“Right. But then I married a fuddy-duddy and bought all my clothes at Walmart and a night out was considered wearing my good jeans to the pub in town.” I raise my eyebrows at Bennett and he shakes his head lightly. “So you tell me, do I come on strong and flirty, or shy and alluring?”
He licks his lips and sets his cup on the counter. “You want me to tell you what I’d do?”
“Yes!” I shout with a breath of relief.
“If I were trying to win someone back I would find her and ask her if we could be alone and talk,” he begins, slowly running his tongue over his teeth, lowering his gaze into a sultry scowl. His palms grip the edge of the counter top. My eyes snap to the way his abdomen flexes and how the flex of his forearm pulses under his tattoo.
“Are you smoldering, Bennett? Oh my. Is this your smolder?” I tease, fanning myself with my hand and deflecting because my chest is getting warm, and I know my cheeks are burning red.
“Shut up,” he says, his voice low and raspy, and I’m certain I now know what a man growling sounds like, so I claw the air and growl back.
I think he’ll laugh. He doesn’t.
Instead, he steps around the island and pins me against the counter. One hand gripping the counter behind me and the other gently slides across my collar bone and along my jaw, tilting me so I’m looking right at him. It all happens so fast I can’t stop it. But more than that, I don’t want to. The touch is soft and gentle, yet I’m commanded by it. My heart is standing at attention, waiting on every word about to fall out of his perfect mouth.

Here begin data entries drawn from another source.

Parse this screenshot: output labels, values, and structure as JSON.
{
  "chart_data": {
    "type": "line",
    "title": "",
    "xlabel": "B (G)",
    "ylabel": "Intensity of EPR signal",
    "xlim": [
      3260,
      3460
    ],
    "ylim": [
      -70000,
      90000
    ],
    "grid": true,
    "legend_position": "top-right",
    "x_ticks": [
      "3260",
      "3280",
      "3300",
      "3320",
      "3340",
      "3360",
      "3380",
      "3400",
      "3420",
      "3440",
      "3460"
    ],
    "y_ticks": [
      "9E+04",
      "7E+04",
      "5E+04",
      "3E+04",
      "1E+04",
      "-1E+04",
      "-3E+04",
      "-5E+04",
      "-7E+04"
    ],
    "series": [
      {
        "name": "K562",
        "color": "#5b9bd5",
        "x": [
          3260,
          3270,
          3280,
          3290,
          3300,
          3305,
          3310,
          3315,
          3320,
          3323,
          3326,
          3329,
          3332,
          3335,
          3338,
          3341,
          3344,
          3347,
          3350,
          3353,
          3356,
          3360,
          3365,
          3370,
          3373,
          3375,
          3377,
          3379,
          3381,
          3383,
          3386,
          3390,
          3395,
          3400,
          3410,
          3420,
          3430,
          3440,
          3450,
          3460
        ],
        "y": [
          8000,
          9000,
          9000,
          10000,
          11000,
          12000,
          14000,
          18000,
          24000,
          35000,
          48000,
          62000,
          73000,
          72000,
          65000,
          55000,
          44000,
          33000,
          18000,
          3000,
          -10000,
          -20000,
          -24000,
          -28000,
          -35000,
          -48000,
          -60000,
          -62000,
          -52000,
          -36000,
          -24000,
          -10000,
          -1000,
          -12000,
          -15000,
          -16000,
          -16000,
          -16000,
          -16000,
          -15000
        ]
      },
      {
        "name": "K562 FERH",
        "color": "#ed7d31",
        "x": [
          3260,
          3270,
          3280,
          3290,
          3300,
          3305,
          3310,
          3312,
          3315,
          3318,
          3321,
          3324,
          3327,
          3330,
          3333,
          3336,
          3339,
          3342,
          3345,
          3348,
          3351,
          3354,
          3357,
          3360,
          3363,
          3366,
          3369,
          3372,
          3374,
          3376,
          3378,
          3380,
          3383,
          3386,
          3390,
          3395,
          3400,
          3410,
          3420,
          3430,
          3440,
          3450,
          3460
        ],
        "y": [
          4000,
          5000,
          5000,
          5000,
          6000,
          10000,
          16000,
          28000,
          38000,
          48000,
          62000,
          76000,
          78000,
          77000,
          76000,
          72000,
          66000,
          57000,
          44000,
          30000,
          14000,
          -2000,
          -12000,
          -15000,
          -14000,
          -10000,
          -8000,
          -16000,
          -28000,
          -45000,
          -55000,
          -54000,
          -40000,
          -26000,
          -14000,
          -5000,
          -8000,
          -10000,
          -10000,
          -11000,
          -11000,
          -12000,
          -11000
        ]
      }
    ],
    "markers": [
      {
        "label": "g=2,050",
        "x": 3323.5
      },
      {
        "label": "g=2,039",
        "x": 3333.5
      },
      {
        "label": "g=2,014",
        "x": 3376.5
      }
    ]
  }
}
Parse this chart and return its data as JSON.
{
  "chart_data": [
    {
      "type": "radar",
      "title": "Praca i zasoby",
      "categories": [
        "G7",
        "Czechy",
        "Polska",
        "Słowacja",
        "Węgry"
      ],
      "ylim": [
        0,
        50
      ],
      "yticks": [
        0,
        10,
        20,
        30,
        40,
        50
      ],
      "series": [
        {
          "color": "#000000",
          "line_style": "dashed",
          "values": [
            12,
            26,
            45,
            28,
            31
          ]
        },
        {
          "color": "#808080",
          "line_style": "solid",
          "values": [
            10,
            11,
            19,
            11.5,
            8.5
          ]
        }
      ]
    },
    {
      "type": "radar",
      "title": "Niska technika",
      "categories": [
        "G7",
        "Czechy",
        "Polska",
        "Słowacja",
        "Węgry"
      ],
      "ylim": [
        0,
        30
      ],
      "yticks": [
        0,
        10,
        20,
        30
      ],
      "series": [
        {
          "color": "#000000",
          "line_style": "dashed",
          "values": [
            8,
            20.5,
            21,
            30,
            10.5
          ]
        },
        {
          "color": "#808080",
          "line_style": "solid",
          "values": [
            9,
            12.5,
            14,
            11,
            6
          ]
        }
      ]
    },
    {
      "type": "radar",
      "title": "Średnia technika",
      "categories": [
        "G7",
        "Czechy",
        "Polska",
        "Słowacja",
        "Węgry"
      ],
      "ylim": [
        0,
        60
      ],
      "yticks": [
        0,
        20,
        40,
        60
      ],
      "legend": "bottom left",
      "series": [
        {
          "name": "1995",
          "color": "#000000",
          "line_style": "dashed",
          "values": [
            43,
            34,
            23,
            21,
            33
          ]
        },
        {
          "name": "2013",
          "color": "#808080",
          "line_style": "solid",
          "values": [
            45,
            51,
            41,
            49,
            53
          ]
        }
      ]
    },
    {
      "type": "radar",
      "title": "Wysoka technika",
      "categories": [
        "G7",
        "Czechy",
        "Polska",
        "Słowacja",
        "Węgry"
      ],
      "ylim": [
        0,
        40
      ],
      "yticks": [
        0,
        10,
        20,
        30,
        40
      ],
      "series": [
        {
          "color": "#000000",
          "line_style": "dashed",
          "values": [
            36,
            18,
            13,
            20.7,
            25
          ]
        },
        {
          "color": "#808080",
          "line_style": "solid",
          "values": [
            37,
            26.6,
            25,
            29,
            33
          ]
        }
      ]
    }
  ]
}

“Then,” he begins, “when I get her alone, I’ll make sure she’s looking right at me...” he continues, staring down at me, and I feel like butter over an open flame. My skin is dripping from his touch, and my heart is pounding harder and harder without permission. The look in his eyes is predatorial yet full of longing and hurt. The kind of hurt that needs to physically feel the apology until forgiveness is fully received. I swallow against his palm as he lowers his mouth to my ear, unable to remove my gaze from his. “And I’d make sure she knows I’ve measured every moment I was without her. That I’ve compared every kiss, every touch, every laugh to her very presence.”
He pulls back slightly, still studying me while I’m frozen under his touch and gaze. His breath lands on my cheek, and I can smell the pumpkin spice and coffee on his breath, the warmth of his skin, the ache throbbing in his chest. “And I’d tell her, every moment without her has been unbearable, and the only thing that got me through every day was knowing that once I had the honor of being loved by her...”
He moves closer—so close—our lips are almost touching, and I know I should retract my entire body but apparently Bennett is very good at this and I’m frozen under his spell. “Then I would kiss her until she begged me to love her again.”
He drops his hand and moves back. All the heat I felt from his hands leaves me in a cold sweat and with a very confused mind.
“Oh, well, that was...” I clear my throat, collecting my bearings, “informative. Bennett. Goodness gracious.” I collect my hair in my hand and drape it behind my shoulders, sitting straighter as he returns to his side of the countertop. Pretending his actions and the look in his eyes didn’t almost unravel me at 5:30 a.m., I ask, “Is that really what you’d do?”
He clicks out an almost laugh. “No, weirdo. If I were you, I’d be on my knees begging for forgiveness.”
I laugh-groan and bury my face in my hands.
“I got you, though,” he says, grinning and pointing at me over the counter.
I peek through my fingers. “I hate you.”
“You don’t,” he says, sipping his coffee.
“No,” I confess, dragging my fingers through my hair. My expression somber from the nerves rattling in my gut. I have no idea how to fix this.
“You could make him jealous,” he throws out the comment and then sips his coffee. “You could date Joe.”
I fix my offended jaw in place. “For real? That’s the dating pool? Joe?”
He shrugs. “He’s the only single guy I know.”
“The dating pool at thirty is more of a swamp. Got it.”
“Hey, don’t hate on ogres.”
“I will as long as they can’t remember my name.”
He smirks. “Fine. Don’t date Joe. Just be yourself, Liv. But you better be ready to beg for forgiveness.”
I manage a smile and nod as my mind drifts back to the previous moments of the morning. “Damn, Bennett. You’ve got a good smolder.”
He smiles wider. “I watch a lot of Disney princess movies,” he confesses, then his eyes drift to the hallway behind me, and he unleashes a full-blown grin.
“Hey, baby girl,” he says, and I turn to Josie, yawning in her footie jammies with the sweetest mussed-up hair and sleepy cheeks.
“Is it Christmas today?” Josie squeaks with a crumpled brow.